Dahulu orang berqurban dengan menyembelih binatang piaraannya dan dagingnya ditaruh di depan berhala-berhala batu. Upaya ini merupakan bentuk ekspresi komunikasi manusia untuk mengakui keberadaan yang maha segala maha. Kemudian Islam membawa revolusi dan dekonstruksi makna simbol. Qurban bukan lagi dilihat dalam bentuk sajian. Namun qurban dinilai berdasarkan niat dan tujuan si pelaku qurban. Qurban dimaknai melalui ekspresi sarat pengabdian sosial. Daging yang dulu hanya diperuntukan bagi benda-benda mati yang diberhalakan. Dalam perspektif Islam, daging qurban diberikan kepada fakir dan miskin. Inilah revolusi sosial Islam tanpa menghancurkan tradisi qurban itu sendiri. Motivasi qurban yang dibungkus keimanan dan ketakwaan adalah esensi qurban itu sendiri.

Hewan qurban adalah simbol belaka agar kita lebih mendekat kepada Sang Khalik. Bagi kita yang tak mampu untuk menyembelih hewan qurban, maka lakukan qurban dengan cara apapun yang mampu mendekatkan diri kita kepada Allah SWT dan meninggikan kesalehan sosial kita.

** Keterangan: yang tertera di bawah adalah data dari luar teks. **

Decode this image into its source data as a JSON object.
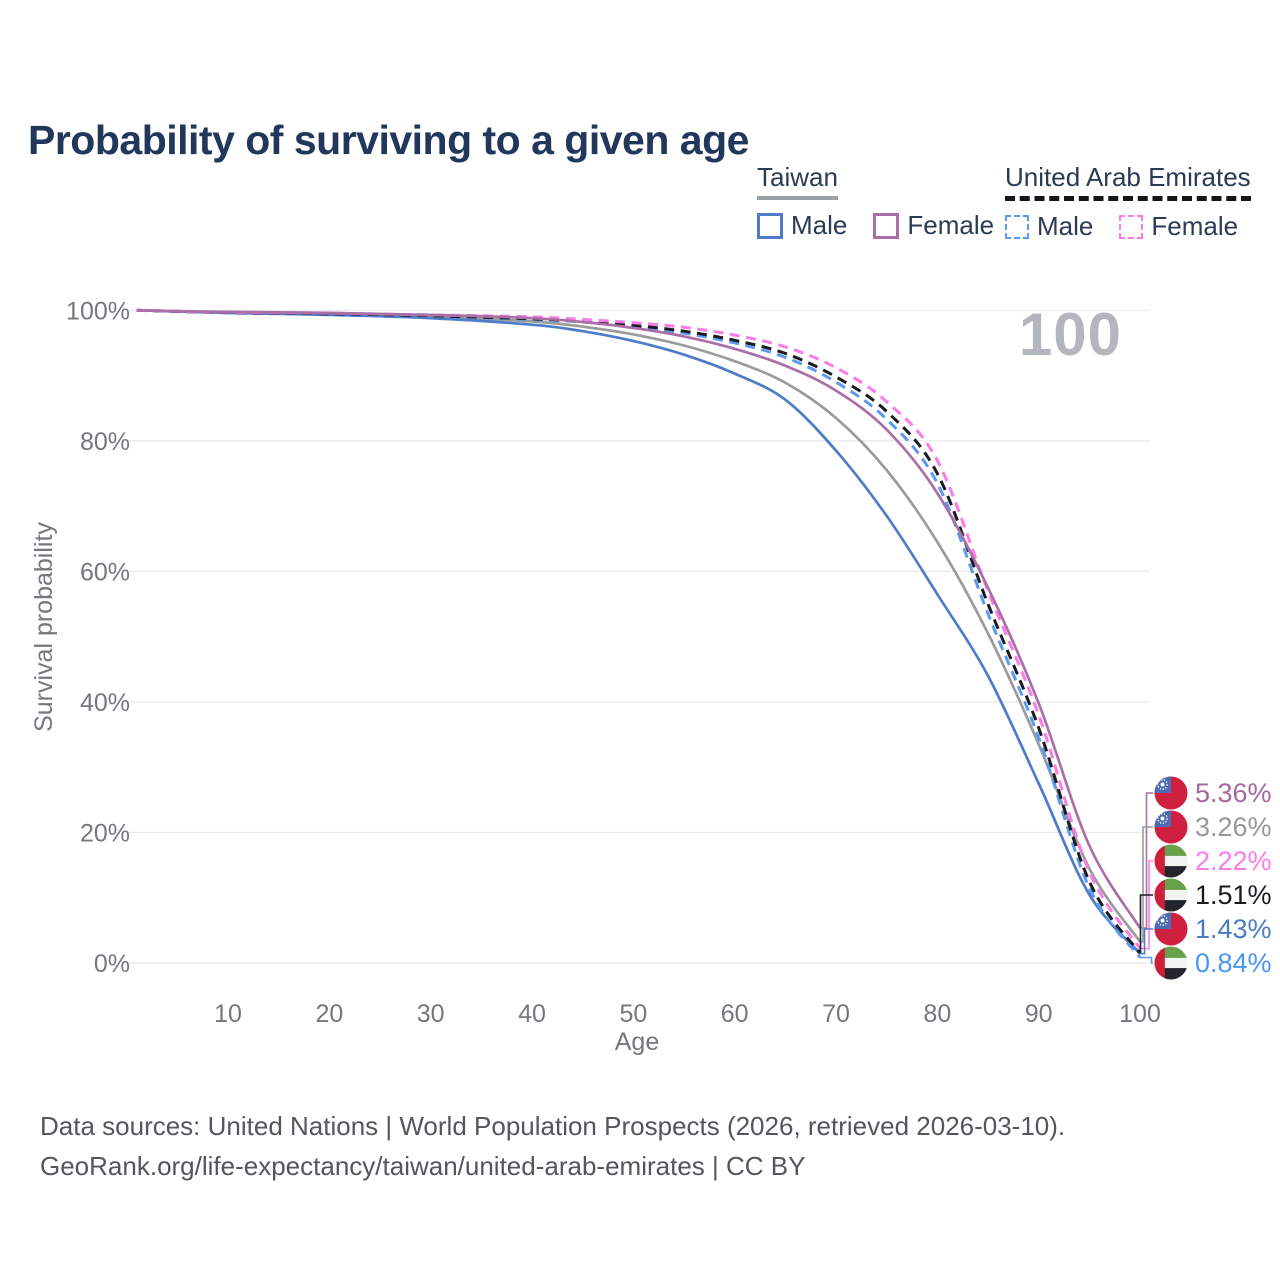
{
  "title": "Probability of surviving to a given age",
  "watermark_age": "100",
  "legend": {
    "groups": [
      {
        "name": "Taiwan",
        "underline": "solid",
        "items": [
          {
            "label": "Male",
            "series": 4
          },
          {
            "label": "Female",
            "series": 0
          }
        ]
      },
      {
        "name": "United Arab Emirates",
        "underline": "dashed",
        "items": [
          {
            "label": "Male",
            "series": 5
          },
          {
            "label": "Female",
            "series": 2
          }
        ]
      }
    ]
  },
  "chart_data": {
    "type": "line",
    "title": "Probability of surviving to a given age",
    "xlabel": "Age",
    "ylabel": "Survival probability",
    "xlim": [
      1,
      100
    ],
    "ylim": [
      0,
      100
    ],
    "grid": "horizontal",
    "x_ticks": [
      10,
      20,
      30,
      40,
      50,
      60,
      70,
      80,
      90,
      100
    ],
    "y_ticks": [
      0,
      20,
      40,
      60,
      80,
      100
    ],
    "y_tick_labels": [
      "0%",
      "20%",
      "40%",
      "60%",
      "80%",
      "100%"
    ],
    "x": [
      1,
      10,
      20,
      30,
      40,
      45,
      50,
      55,
      60,
      65,
      70,
      75,
      80,
      85,
      90,
      95,
      100
    ],
    "series": [
      {
        "name": "Taiwan Female",
        "group": "Taiwan",
        "sex": "Female",
        "flag": "taiwan",
        "color": "#ab6fa7",
        "dashed": false,
        "end_label": "5.36%",
        "label_color": "#a4689f",
        "values": [
          100,
          99.75,
          99.6,
          99.3,
          98.8,
          98.2,
          97.3,
          96.0,
          94.1,
          91.5,
          87.7,
          81.7,
          72.0,
          57.5,
          39.8,
          18.0,
          5.36
        ]
      },
      {
        "name": "Taiwan Total",
        "group": "Taiwan",
        "sex": "Both",
        "flag": "taiwan",
        "color": "#9b9b9b",
        "dashed": false,
        "end_label": "3.26%",
        "label_color": "#97979b",
        "values": [
          100,
          99.7,
          99.45,
          99.05,
          98.3,
          97.5,
          96.3,
          94.6,
          92.2,
          88.9,
          83.5,
          75.5,
          64.5,
          50.5,
          33.5,
          14.5,
          3.26
        ]
      },
      {
        "name": "United Arab Emirates Female",
        "group": "United Arab Emirates",
        "sex": "Female",
        "flag": "uae",
        "color": "#fb7ce8",
        "dashed": true,
        "end_label": "2.22%",
        "label_color": "#fb7ce8",
        "values": [
          100,
          99.7,
          99.55,
          99.3,
          99.0,
          98.6,
          98.1,
          97.4,
          96.2,
          94.4,
          91.2,
          86.0,
          77.0,
          57.0,
          38.0,
          14.0,
          2.22
        ]
      },
      {
        "name": "United Arab Emirates Total",
        "group": "United Arab Emirates",
        "sex": "Both",
        "flag": "uae",
        "color": "#1b1c20",
        "dashed": true,
        "end_label": "1.51%",
        "label_color": "#1b1c20",
        "values": [
          100,
          99.65,
          99.45,
          99.15,
          98.7,
          98.3,
          97.7,
          96.8,
          95.4,
          93.4,
          89.8,
          84.5,
          75.0,
          55.0,
          36.0,
          12.5,
          1.51
        ]
      },
      {
        "name": "Taiwan Male",
        "group": "Taiwan",
        "sex": "Male",
        "flag": "taiwan",
        "color": "#4d7cc9",
        "dashed": false,
        "end_label": "1.43%",
        "label_color": "#4a7bc4",
        "values": [
          100,
          99.6,
          99.3,
          98.8,
          97.8,
          96.8,
          95.3,
          93.2,
          90.3,
          86.3,
          78.5,
          68.5,
          56.5,
          44.0,
          27.5,
          10.5,
          1.43
        ]
      },
      {
        "name": "United Arab Emirates Male",
        "group": "United Arab Emirates",
        "sex": "Male",
        "flag": "uae",
        "color": "#5b9af2",
        "dashed": true,
        "end_label": "0.84%",
        "label_color": "#4b96f3",
        "values": [
          100,
          99.6,
          99.4,
          99.1,
          98.6,
          98.2,
          97.5,
          96.5,
          95.0,
          92.8,
          89.0,
          83.3,
          73.5,
          53.5,
          34.5,
          11.5,
          0.84
        ]
      }
    ]
  },
  "footer": {
    "line1": "Data sources: United Nations | World Population Prospects (2026, retrieved 2026-03-10).",
    "line2": "GeoRank.org/life-expectancy/taiwan/united-arab-emirates | CC BY"
  },
  "colors": {
    "title": "#21375c",
    "axis_text": "#76777c",
    "gridline": "#e8e9eb",
    "watermark": "#b3b6bc",
    "footer": "#53565b",
    "legend_text": "#2b3a55"
  }
}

Melbourne, 30 Desember 2006

Thursday, December 21, 2006

Mak

Mak ...
Rambute wis akeh sing putih
Uwane ngubengi sirah
Kulite rai wis pating tekuk
Pipine tambah kempot
Sering mriyang katisan
Ayune ilang
Tapi kebecikane Mak belih bisa tak bayar

Mak..
Sampean dhaning tambah gering
Awake tambah kuru
Akeh pikiran yah Mak?
Mikiri apa?
Mikiri umur?
Mikiri Bapak sing wis ora ana?
Mikiri donya sing wis ora nggenah
Udan salah mangsa
Lenga sing larang
Beras sing angel dituku
Apa mikiri anak-anak sing kangelan diatur?

Aku kemutan Mak
Mbiyen nalikane Sampean tangi jam 2 bengi
Maring pawon tumandang gawe
Esuk jam 7, Sampean lunga maring pasar
Dodolan sega lengko karo Kang Suwargi Bapak
Kadang rame lan kadang sepi
Ning Sampean karo Bapak belih pernah kesel

Mak...
Saiki Bapak wis ora ana
Sampean mestine ngrasa sepi
Bocah-bocah wis gedhe kabeh
Dina tuwa arep apa?
Moga tambah perek karo Sing Gawe Urip
Dongakna Bae anak-anake Sampean
Pangapurane sing akeh yah Mak
Inyong pengin nggawe Mak Bungah

Melbourne, 22 Desember 2006

Tuesday, December 19, 2006

Naif

Menjelang natal, suasana kampus semakin sepi saja. Kantin yang biasa dijejali banyak mahasiswa terlihat lenggang bak kampus mati. Pohon natal berkerlip di balik etalase student shop terkesan tak peduli dengan suasana ini. Christmas day, season greetings, new year, shoppings dan seabreg simbol-simbol kapitalis tiba-tiba menyeruak di depan mata. Esensi natal sebagai kelahiran Sang Pembawa Kasih dan Cinta seakan terkubur oleh tradisi konsumerisme brutal. Tahun baru sebagai tahun refleksi menjadi begitu naif karena dijenuhi dengan hingar bingar bahagia semu.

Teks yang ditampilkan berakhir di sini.